San Francisco 49ers Cheerleader bekommt während der Nationalhymne ein Knie.

Proteste während der Nationalhymne vor den NFL-Spielen scheinen nicht mehr exklusiv für die Spieler zu sein, da eine Cheerleaderin aus San Francisco 49ers am Donnerstagabend auf ein Knie ging.

Als „The Star-Spangled Banner“ im Levi’s Stadion in San Francisco erklang, kniete die namenlose Cheerleaderin nieder und ihre Geste wurde vor der Kamera festgehalten und wurde sofort zu einer Internet-Sensation.

Diejenigen, die das Spiel im Fernsehen sahen, verpassten jedoch die Cheerleaderin, die auf die Knie ging, da FOX Sports, wie die anderen Sender, die NFL-Spiele ausstrahlen, sich in dieser Saison gegen das Fernsehen der Hymne entschied, um die Kontroverse zu entschärfen.

Der Sender plant angeblich, die Hymne nur zu besonderen Anlässen zu zeigen – wie z.B. Veteranentag, Thanksgiving Day und während der Playoffs.

Die NFL ist in politischen Treibsand verwickelt, seit Colin Kaepernick sich erstmals während der Hymne niederkniete, um 2016 gegen rassische Ungerechtigkeit zu protestieren.
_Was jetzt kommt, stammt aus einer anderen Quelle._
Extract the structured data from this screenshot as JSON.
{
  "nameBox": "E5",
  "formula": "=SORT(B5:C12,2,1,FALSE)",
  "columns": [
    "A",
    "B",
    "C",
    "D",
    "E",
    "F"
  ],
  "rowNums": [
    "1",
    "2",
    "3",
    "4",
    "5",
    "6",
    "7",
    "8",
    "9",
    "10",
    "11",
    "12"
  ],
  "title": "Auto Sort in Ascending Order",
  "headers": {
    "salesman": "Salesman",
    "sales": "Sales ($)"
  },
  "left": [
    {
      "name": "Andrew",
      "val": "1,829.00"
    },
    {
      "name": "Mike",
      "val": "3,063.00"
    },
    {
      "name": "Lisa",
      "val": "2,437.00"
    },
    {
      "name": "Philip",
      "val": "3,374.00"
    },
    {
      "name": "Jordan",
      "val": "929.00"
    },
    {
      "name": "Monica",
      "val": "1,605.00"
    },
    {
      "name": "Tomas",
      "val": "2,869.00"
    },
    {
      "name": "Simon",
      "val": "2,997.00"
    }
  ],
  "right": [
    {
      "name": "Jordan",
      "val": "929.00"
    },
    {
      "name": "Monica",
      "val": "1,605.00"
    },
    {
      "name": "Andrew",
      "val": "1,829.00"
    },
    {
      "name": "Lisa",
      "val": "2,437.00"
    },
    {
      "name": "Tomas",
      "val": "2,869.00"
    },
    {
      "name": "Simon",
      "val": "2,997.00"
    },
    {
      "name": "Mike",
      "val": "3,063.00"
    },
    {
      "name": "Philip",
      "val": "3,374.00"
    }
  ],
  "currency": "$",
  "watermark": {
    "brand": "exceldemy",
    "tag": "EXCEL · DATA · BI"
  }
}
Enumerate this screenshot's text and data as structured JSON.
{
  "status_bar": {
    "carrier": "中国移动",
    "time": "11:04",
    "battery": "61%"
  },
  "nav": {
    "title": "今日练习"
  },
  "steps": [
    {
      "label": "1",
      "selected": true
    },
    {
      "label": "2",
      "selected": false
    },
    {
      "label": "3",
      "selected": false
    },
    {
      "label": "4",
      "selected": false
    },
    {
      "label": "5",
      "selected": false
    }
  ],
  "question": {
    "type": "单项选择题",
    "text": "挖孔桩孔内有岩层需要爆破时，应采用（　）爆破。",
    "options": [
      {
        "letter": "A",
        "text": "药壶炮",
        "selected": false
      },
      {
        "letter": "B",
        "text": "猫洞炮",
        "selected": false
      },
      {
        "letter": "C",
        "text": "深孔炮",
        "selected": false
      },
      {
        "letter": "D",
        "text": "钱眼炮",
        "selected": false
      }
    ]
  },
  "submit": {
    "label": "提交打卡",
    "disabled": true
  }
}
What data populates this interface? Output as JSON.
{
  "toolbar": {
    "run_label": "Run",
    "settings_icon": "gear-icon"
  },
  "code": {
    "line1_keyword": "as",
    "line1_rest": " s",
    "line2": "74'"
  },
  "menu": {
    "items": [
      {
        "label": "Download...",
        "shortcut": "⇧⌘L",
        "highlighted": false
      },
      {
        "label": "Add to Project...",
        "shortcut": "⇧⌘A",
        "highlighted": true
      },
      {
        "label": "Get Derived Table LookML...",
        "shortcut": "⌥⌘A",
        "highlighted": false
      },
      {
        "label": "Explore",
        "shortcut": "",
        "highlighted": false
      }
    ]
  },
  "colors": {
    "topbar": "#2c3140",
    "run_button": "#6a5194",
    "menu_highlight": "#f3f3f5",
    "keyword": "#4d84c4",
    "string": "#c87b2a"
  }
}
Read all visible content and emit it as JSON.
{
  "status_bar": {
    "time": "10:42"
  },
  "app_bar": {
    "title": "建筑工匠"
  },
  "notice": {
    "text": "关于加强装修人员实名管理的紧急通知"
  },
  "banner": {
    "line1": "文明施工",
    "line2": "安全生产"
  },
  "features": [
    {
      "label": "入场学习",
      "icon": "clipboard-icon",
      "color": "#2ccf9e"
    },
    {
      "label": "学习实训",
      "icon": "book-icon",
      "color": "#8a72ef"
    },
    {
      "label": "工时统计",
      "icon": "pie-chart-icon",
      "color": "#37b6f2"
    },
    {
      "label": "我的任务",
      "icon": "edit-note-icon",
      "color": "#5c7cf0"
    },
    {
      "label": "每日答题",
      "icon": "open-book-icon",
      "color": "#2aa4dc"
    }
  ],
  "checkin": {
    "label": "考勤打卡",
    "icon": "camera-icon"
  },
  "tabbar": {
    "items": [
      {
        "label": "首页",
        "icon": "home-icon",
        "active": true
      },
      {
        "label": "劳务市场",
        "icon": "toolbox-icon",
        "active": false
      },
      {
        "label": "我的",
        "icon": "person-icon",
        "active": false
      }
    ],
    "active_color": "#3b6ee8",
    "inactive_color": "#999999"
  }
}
Das Beispiel des ehemaligen 49ers Quarterbacks wurde von einer Reihe anderer Spieler verfolgt, was dazu führte, dass Franchise-Eigentümer die Reihen schlossen und Präsident Donald Trump die Demonstranten wegen Missachtung der Flagge und des Landes sprengte.

In der Vergangenheit haben sich Cheerleader dem Protest im College-Football angeschlossen. Im September letzten Jahres ein Bild von der Georgia Tech-Tänzerin Raianna Brown auf dem Knie, bevor ein Spiel viral wurde.

Eine Woche später knieten fünf Cheerleader der Kennesaw State University während der Nationalhymne vor einem Spiel gegen die North Greenville University.

Die Frauen wurden anschließend für die Nationalhymne vom Spielfeld ausgeschlossen, nachdem die Schule angeblich unter Druck des georgischen Staatssekretärs Earl Ehrhart und des Sheriffs Neil Warren stand.

Anfang des Jahres sagte Toomia Dean, eine der fünf Knienden, der Atlanta ABC-angeschlossenen WXIA, dass die vier der fünf Frauen von der Cheerleadergruppe für 2018 ausgeschlossen seien.

Die KSU führte die Entscheidung auf eine erhöhte Zahl von Bewerbern zurück, was darauf hindeutet, dass 95 Personen in diesem Jahr für die 52 Mitglieder umfassende Mannschaft ausprobiert hatten, verglichen mit 61 im Jahr 2017.

In der NFL hat das Thema rund um die Proteste in dieser Saison weiterhin Schlagzeilen gemacht.

Eric Reid, der vor zwei Jahren zu den ersten Spielern gehörte, die Kepernicks Protest unterstützten, kniete in seinem ersten Spiel zurück in der NFL letzten Monat. Die Empfänger der Miami Dolphins, Albert Wilson und Kenny Stills, knieten ebenfalls aus Protest in jedem Spiel der aktuellen Kampagne.

Wie Kepernick war Reid seit seiner Zeit als freier Agent ohne Team, bis er im September bei den Carolina Panthers unterschrieb. Beide Spieler haben eine offizielle Beschwerde eingereicht, in der sie die Besitzer des 32 NFL-Teams beschuldigen, mit ihnen zusammenzuarbeiten, um sie aus dem Spiel zu halten.